Vista dalle rupi che la circondavano, quella pianura doveva apparire come un enorme campo nero e dorato, risplendente al sole. Armature di bronzo e brunite, lame dei metalli più resistenti mai scoperti, il terribile splendore di due eserciti che si affrontavano in quel pianoro attraversato da un fiume ormai popolato solo di cadaveri, l'acqua sporca ed imbevibile, rossa di sangue. Ma lui questo non lo poteva sapere, non ancora.
Sulla collina, lui come tutti gli altri affrontava i suoi nemici, i nemici del suo popolo, della sua stirpe.

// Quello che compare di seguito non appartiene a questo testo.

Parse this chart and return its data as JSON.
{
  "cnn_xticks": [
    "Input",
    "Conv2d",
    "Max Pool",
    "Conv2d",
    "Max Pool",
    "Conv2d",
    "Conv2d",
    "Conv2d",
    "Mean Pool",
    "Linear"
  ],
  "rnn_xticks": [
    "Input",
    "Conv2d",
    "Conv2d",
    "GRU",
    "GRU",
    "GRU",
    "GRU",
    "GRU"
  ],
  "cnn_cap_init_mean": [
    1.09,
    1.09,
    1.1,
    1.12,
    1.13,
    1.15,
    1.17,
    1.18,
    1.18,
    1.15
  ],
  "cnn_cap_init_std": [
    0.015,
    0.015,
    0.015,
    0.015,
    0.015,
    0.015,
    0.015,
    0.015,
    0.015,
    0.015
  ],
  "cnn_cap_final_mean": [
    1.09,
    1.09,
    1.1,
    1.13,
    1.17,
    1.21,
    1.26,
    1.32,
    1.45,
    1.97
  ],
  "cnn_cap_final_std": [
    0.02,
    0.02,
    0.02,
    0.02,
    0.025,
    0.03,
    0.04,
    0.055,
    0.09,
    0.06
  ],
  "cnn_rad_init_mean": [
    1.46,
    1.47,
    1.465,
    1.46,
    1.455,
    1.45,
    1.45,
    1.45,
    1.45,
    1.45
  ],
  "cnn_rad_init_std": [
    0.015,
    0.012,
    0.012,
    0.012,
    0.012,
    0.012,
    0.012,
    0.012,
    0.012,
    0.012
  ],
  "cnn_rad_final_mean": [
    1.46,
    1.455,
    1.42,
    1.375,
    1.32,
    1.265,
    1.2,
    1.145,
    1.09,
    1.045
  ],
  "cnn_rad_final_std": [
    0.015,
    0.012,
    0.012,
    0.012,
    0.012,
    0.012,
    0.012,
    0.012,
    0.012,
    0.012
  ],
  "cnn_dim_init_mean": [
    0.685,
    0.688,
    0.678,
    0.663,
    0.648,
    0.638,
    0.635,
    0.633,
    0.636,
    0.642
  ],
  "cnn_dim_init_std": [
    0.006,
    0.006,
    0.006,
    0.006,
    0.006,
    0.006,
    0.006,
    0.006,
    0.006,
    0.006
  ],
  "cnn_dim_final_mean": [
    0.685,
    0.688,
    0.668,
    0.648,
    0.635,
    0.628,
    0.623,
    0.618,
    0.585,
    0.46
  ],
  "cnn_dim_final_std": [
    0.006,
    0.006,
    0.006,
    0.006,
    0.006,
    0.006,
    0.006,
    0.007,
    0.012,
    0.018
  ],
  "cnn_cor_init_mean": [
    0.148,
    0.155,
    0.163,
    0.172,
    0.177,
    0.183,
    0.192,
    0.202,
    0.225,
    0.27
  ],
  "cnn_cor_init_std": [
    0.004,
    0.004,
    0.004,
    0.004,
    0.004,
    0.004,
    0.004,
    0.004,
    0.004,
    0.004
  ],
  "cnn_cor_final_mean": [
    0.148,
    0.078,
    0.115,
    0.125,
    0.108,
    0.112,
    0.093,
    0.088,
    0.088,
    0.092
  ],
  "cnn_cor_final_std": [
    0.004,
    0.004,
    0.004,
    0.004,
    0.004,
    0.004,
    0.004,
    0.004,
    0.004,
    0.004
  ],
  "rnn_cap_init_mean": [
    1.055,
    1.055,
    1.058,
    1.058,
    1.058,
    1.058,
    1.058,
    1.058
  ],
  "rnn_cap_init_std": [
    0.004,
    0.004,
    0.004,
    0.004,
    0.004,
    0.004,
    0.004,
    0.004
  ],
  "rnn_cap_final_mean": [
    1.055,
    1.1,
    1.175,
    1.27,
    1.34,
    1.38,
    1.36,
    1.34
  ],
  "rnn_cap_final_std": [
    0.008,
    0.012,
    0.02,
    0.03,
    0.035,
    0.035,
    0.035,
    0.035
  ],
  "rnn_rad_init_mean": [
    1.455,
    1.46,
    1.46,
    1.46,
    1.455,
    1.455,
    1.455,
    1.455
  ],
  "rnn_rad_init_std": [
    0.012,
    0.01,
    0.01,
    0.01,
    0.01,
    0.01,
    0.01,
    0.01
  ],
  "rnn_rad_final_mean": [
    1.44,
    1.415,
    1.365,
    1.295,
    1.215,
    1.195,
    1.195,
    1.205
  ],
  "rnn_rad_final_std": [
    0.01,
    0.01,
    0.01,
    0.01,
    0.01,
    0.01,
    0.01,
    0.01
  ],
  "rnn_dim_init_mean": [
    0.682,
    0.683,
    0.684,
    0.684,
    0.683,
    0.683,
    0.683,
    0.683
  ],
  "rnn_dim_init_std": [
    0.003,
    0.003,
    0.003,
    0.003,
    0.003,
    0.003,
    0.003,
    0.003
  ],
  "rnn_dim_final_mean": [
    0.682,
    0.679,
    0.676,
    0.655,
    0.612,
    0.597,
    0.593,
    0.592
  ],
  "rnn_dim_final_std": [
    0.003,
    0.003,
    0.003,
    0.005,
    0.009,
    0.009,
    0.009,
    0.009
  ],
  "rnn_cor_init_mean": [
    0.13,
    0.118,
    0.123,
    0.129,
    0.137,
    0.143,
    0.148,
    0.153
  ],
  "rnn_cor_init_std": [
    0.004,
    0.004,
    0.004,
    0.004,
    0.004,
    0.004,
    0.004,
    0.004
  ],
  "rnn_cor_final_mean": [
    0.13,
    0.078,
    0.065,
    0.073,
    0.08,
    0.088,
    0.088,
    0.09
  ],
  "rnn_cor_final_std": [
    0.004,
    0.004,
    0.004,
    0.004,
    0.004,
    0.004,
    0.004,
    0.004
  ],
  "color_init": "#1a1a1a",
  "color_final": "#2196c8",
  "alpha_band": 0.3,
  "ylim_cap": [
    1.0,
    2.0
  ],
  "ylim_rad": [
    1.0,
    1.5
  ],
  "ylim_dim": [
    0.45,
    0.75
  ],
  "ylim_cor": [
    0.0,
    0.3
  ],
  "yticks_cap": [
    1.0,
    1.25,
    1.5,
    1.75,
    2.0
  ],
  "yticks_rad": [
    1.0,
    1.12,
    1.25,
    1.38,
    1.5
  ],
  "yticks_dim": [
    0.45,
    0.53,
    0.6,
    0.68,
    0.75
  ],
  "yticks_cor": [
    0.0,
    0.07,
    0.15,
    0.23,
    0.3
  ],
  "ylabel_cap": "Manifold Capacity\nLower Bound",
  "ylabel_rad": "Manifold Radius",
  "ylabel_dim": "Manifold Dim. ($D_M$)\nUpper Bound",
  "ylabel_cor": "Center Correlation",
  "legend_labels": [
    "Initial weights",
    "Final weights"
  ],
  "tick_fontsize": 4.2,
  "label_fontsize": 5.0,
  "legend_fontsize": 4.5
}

La sua spada descrisse un arco, mozzando la testa del nemico più prossimo, colpevole di essersi distratto per un secondo di troppo.
Un altro di quei soldati male addestrati venne in soccorso del morente, ma non fu abbastanza rapido. Il guerriero estrasse la lama dal corpo dell'uomo che aveva appena ucciso, e parò il colpo con quella, senza nemmeno utilizzare lo scudo.
Poi, e solo poi, si concesse d'ansimare. Dal cielo, una meteora colpì un punto indefinito dietro le spalle del suo avversario, illuminando per un secondo il suo viso con una luce rossa, abbagliante, facendo tremare la terra. Ma lui non fece l'errore di distrarsi, fin troppo abituato a quei poteri scatenati dai maghi presenti nelle retrovie. L'altro invece lo fece, allentando la presa sull'impugnatura della sua spada per lanciarsi un'occhiata alle spalle.
Fu semplice, con una mossa rapida, un movimento secco e potente del polso, fargliela scivolare a terra per poi assestargli un pugno in faccia, costringendolo ad arretrare, il naso spaccato.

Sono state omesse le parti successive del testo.